I have found that the effect of seeing a music video before hearing a song alone can be distracting. It can be difficult to “un-see” its style of presentation; to unlearn whatever you then think you know about the speaker’s voice. In cinema, it seems to me that things get even more intensely interwoven: the usage of The Doors’ “The End” provides a lot to Apocalypse Now, and Apocalypse Now provides a lot to “The End.” The confused, overlapping guitar and keyboard lines generate a tension with the relatively slow, dark exposition. And the song, which has pretty ineffective lyrics, benefits from the film’s dim depiction of tribal rituals, the flickering torch-light melding in with the undulating guitars—it’s a correlative effect. If I had never heard “The End” before I saw the movie, my experience of the song might be inextricable from the emotional moment as it is in the film. As it is, after seeing the film I found things to like about the song that I wouldn’t have otherwise — but things that, strictly speaking, aren’t part of the song except through, or as the product of, an association. Where are such things rightly filed? Is it possible (or desirable) to try to ignore them for the purpose of looking at the song itself?

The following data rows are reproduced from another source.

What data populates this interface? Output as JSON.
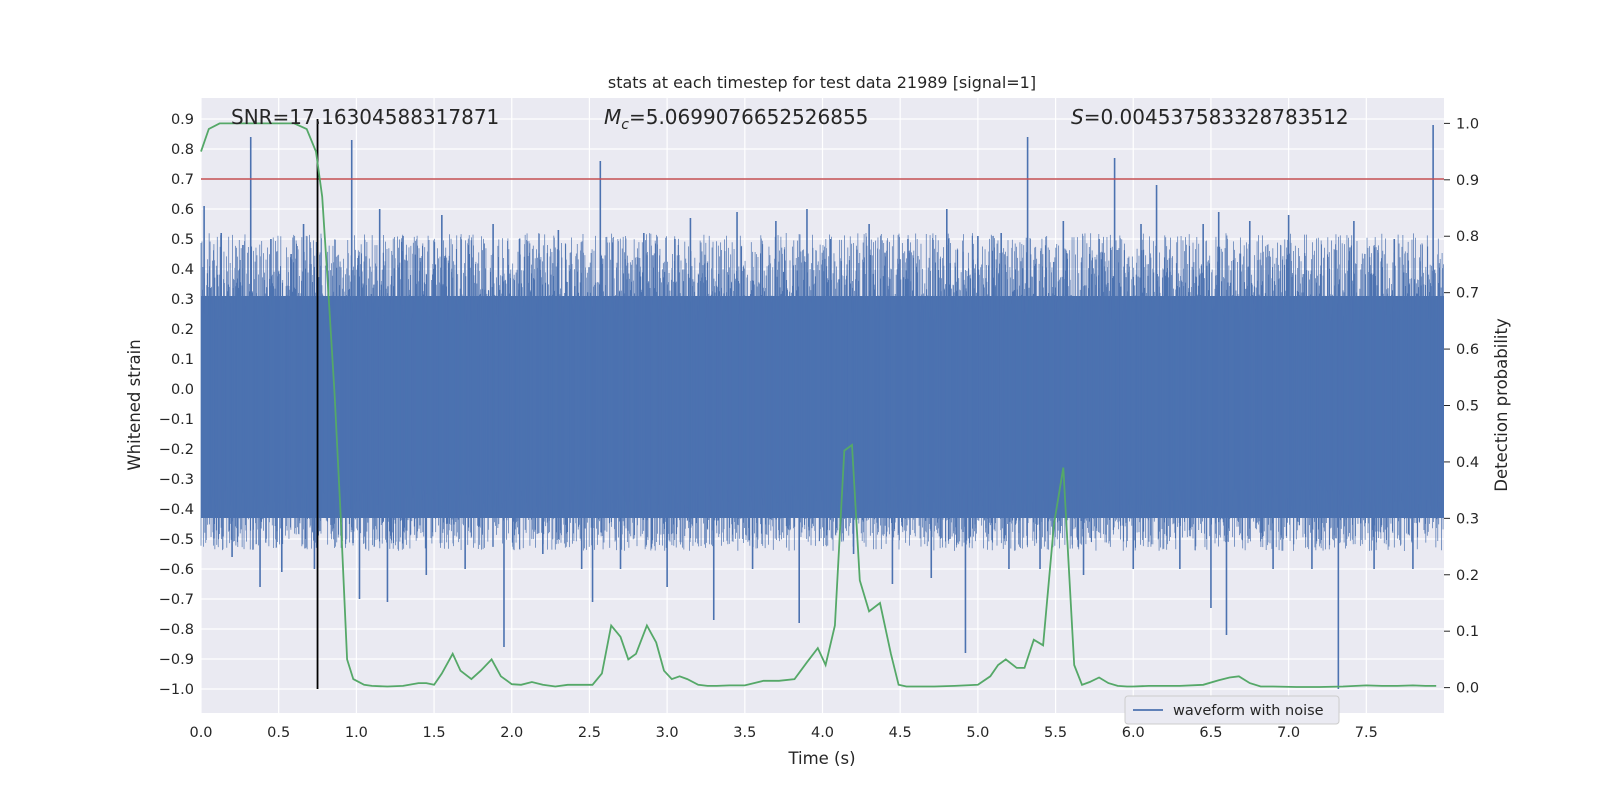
{
  "chart_data": {
    "type": "line",
    "title": "stats at each timestep for test data 21989 [signal=1]",
    "xlabel": "Time (s)",
    "ylabel": "Whitened strain",
    "y2label": "Detection probability",
    "xlim": [
      0.0,
      8.0
    ],
    "ylim": [
      -1.08,
      0.97
    ],
    "y2lim": [
      -0.045,
      1.045
    ],
    "xticks": [
      0.0,
      0.5,
      1.0,
      1.5,
      2.0,
      2.5,
      3.0,
      3.5,
      4.0,
      4.5,
      5.0,
      5.5,
      6.0,
      6.5,
      7.0,
      7.5
    ],
    "xtick_labels": [
      "0.0",
      "0.5",
      "1.0",
      "1.5",
      "2.0",
      "2.5",
      "3.0",
      "3.5",
      "4.0",
      "4.5",
      "5.0",
      "5.5",
      "6.0",
      "6.5",
      "7.0",
      "7.5"
    ],
    "yticks": [
      0.9,
      0.8,
      0.7,
      0.6,
      0.5,
      0.4,
      0.3,
      0.2,
      0.1,
      0.0,
      -0.1,
      -0.2,
      -0.3,
      -0.4,
      -0.5,
      -0.6,
      -0.7,
      -0.8,
      -0.9,
      -1.0
    ],
    "ytick_labels": [
      "0.9",
      "0.8",
      "0.7",
      "0.6",
      "0.5",
      "0.4",
      "0.3",
      "0.2",
      "0.1",
      "0.0",
      "−0.1",
      "−0.2",
      "−0.3",
      "−0.4",
      "−0.5",
      "−0.6",
      "−0.7",
      "−0.8",
      "−0.9",
      "−1.0"
    ],
    "y2ticks": [
      1.0,
      0.9,
      0.8,
      0.7,
      0.6,
      0.5,
      0.4,
      0.3,
      0.2,
      0.1,
      0.0
    ],
    "y2tick_labels": [
      "1.0",
      "0.9",
      "0.8",
      "0.7",
      "0.6",
      "0.5",
      "0.4",
      "0.3",
      "0.2",
      "0.1",
      "0.0"
    ],
    "annotations": {
      "snr": "SNR=17.16304588317871",
      "mc_symbol": "M",
      "mc_subscript": "c",
      "mc_value": "=5.0699076652526855",
      "s_symbol": "S",
      "s_value": "=0.004537583328783512"
    },
    "threshold": {
      "value": 0.7,
      "color": "#c44e52"
    },
    "marker_time": 0.75,
    "legend": {
      "label": "waveform with noise",
      "position": "lower-right"
    },
    "waveform": {
      "name": "waveform with noise",
      "color": "#4c72b0",
      "envelope_upper": 0.31,
      "envelope_lower": -0.43,
      "spikes": [
        [
          0.02,
          0.61
        ],
        [
          0.13,
          0.52
        ],
        [
          0.2,
          -0.56
        ],
        [
          0.27,
          0.48
        ],
        [
          0.32,
          0.84
        ],
        [
          0.38,
          -0.66
        ],
        [
          0.45,
          0.5
        ],
        [
          0.52,
          -0.61
        ],
        [
          0.58,
          0.45
        ],
        [
          0.66,
          0.55
        ],
        [
          0.73,
          -0.6
        ],
        [
          0.97,
          0.83
        ],
        [
          1.02,
          -0.7
        ],
        [
          1.15,
          0.6
        ],
        [
          1.2,
          -0.71
        ],
        [
          1.3,
          0.51
        ],
        [
          1.45,
          -0.62
        ],
        [
          1.55,
          0.58
        ],
        [
          1.7,
          -0.6
        ],
        [
          1.88,
          0.55
        ],
        [
          1.95,
          -0.86
        ],
        [
          2.05,
          0.5
        ],
        [
          2.2,
          -0.55
        ],
        [
          2.3,
          0.53
        ],
        [
          2.45,
          -0.6
        ],
        [
          2.52,
          -0.71
        ],
        [
          2.57,
          0.76
        ],
        [
          2.7,
          -0.6
        ],
        [
          2.85,
          0.52
        ],
        [
          3.0,
          -0.66
        ],
        [
          3.05,
          0.5
        ],
        [
          3.15,
          0.57
        ],
        [
          3.3,
          -0.77
        ],
        [
          3.45,
          0.59
        ],
        [
          3.55,
          -0.6
        ],
        [
          3.7,
          0.56
        ],
        [
          3.85,
          -0.78
        ],
        [
          3.9,
          0.6
        ],
        [
          4.05,
          0.5
        ],
        [
          4.2,
          -0.55
        ],
        [
          4.3,
          0.55
        ],
        [
          4.45,
          -0.65
        ],
        [
          4.55,
          0.5
        ],
        [
          4.7,
          -0.63
        ],
        [
          4.8,
          0.6
        ],
        [
          4.92,
          -0.88
        ],
        [
          5.0,
          0.51
        ],
        [
          5.15,
          0.52
        ],
        [
          5.2,
          -0.6
        ],
        [
          5.32,
          0.84
        ],
        [
          5.4,
          -0.6
        ],
        [
          5.55,
          0.56
        ],
        [
          5.68,
          -0.62
        ],
        [
          5.78,
          0.5
        ],
        [
          5.88,
          0.77
        ],
        [
          6.0,
          -0.6
        ],
        [
          6.05,
          0.55
        ],
        [
          6.15,
          0.68
        ],
        [
          6.3,
          -0.6
        ],
        [
          6.45,
          0.55
        ],
        [
          6.5,
          -0.73
        ],
        [
          6.55,
          0.59
        ],
        [
          6.6,
          -0.82
        ],
        [
          6.75,
          0.56
        ],
        [
          6.9,
          -0.6
        ],
        [
          7.0,
          0.58
        ],
        [
          7.15,
          -0.6
        ],
        [
          7.32,
          -1.0
        ],
        [
          7.42,
          0.56
        ],
        [
          7.55,
          -0.6
        ],
        [
          7.68,
          0.5
        ],
        [
          7.8,
          -0.6
        ],
        [
          7.93,
          0.88
        ]
      ]
    },
    "probability": {
      "name": "Detection probability",
      "color": "#55a868",
      "x": [
        0.0,
        0.05,
        0.12,
        0.2,
        0.3,
        0.4,
        0.5,
        0.6,
        0.68,
        0.74,
        0.78,
        0.82,
        0.86,
        0.9,
        0.94,
        0.98,
        1.05,
        1.1,
        1.2,
        1.3,
        1.4,
        1.45,
        1.5,
        1.55,
        1.62,
        1.67,
        1.74,
        1.8,
        1.87,
        1.93,
        2.0,
        2.06,
        2.13,
        2.2,
        2.28,
        2.36,
        2.45,
        2.52,
        2.58,
        2.64,
        2.7,
        2.75,
        2.8,
        2.87,
        2.93,
        2.98,
        3.03,
        3.08,
        3.13,
        3.2,
        3.26,
        3.32,
        3.4,
        3.5,
        3.62,
        3.72,
        3.82,
        3.9,
        3.97,
        4.02,
        4.08,
        4.14,
        4.19,
        4.24,
        4.3,
        4.37,
        4.44,
        4.49,
        4.54,
        4.6,
        4.65,
        4.72,
        4.85,
        5.0,
        5.08,
        5.13,
        5.18,
        5.25,
        5.3,
        5.36,
        5.42,
        5.49,
        5.55,
        5.62,
        5.67,
        5.72,
        5.78,
        5.84,
        5.9,
        5.96,
        6.0,
        6.1,
        6.3,
        6.45,
        6.55,
        6.62,
        6.68,
        6.75,
        6.82,
        6.9,
        7.05,
        7.2,
        7.35,
        7.5,
        7.6,
        7.7,
        7.8,
        7.88,
        7.95
      ],
      "y": [
        0.95,
        0.99,
        1.0,
        1.0,
        1.0,
        1.0,
        1.0,
        1.0,
        0.99,
        0.95,
        0.87,
        0.7,
        0.52,
        0.3,
        0.05,
        0.015,
        0.005,
        0.003,
        0.002,
        0.003,
        0.008,
        0.008,
        0.005,
        0.025,
        0.06,
        0.03,
        0.015,
        0.03,
        0.05,
        0.02,
        0.006,
        0.005,
        0.01,
        0.005,
        0.002,
        0.005,
        0.005,
        0.005,
        0.025,
        0.11,
        0.09,
        0.05,
        0.06,
        0.11,
        0.08,
        0.03,
        0.015,
        0.02,
        0.015,
        0.005,
        0.003,
        0.003,
        0.004,
        0.004,
        0.012,
        0.012,
        0.015,
        0.045,
        0.07,
        0.04,
        0.11,
        0.42,
        0.43,
        0.19,
        0.135,
        0.15,
        0.06,
        0.005,
        0.002,
        0.002,
        0.002,
        0.002,
        0.003,
        0.005,
        0.02,
        0.04,
        0.05,
        0.035,
        0.035,
        0.085,
        0.075,
        0.29,
        0.39,
        0.04,
        0.005,
        0.01,
        0.018,
        0.008,
        0.003,
        0.002,
        0.002,
        0.003,
        0.003,
        0.005,
        0.013,
        0.018,
        0.02,
        0.008,
        0.002,
        0.002,
        0.001,
        0.001,
        0.002,
        0.004,
        0.003,
        0.003,
        0.004,
        0.003,
        0.003
      ]
    }
  }
}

But I expect in many serious cinema-goers and people whose whole experience of popular music is mediated by music videos, the understanding and ultimate judgment of songs has, by now, a highly parasitic relationship dependent on the quality of the corresponding visual component. Sometimes this can be pretty surprising in its range. ELO, once considered obsolete in many quarters—a dinosaur of seventies radio pop—became suddenly respectable in the circuit of Starbucks and NPR when “Mr. Blue Sky” was used in a Volkswagen spot. Music that was previously only represented visually by the spaceships on its album sleeves suddenly became digestible thanks to a sharply photographed short featuring a whimsical, arty type fashionably groomed and attired.
But probably the matter of its social acceptability isn’t quite as simple as such a description makes it sound—it isn’t merely a reawakening of interest or a contemporary contexualization that makes the song available for this new audience (if that were true, the use of samples in hip-hop would widely rehabilitate interest in their sources—but they usually only do so among musicians and collectors). Rather, for those who came to understand a sense of the song through its usage in the commercial, there was the necessity of a visual-narrative cue. With an incomplete visual context, the song could not be fully understood — an intermediary operation was necessary, a sort of translation from the original language of pop music. This would point to an aesthetic literacy that ends with film and television — where even arts as apparently easy and accessible as pop music are difficult to comprehend on their own terms, and can only be understood through the idiom of the screen.
[i] Denis Dutton argues persuasively for an intentionalist attitude about genre his essay on Wimsatt/Beardsley.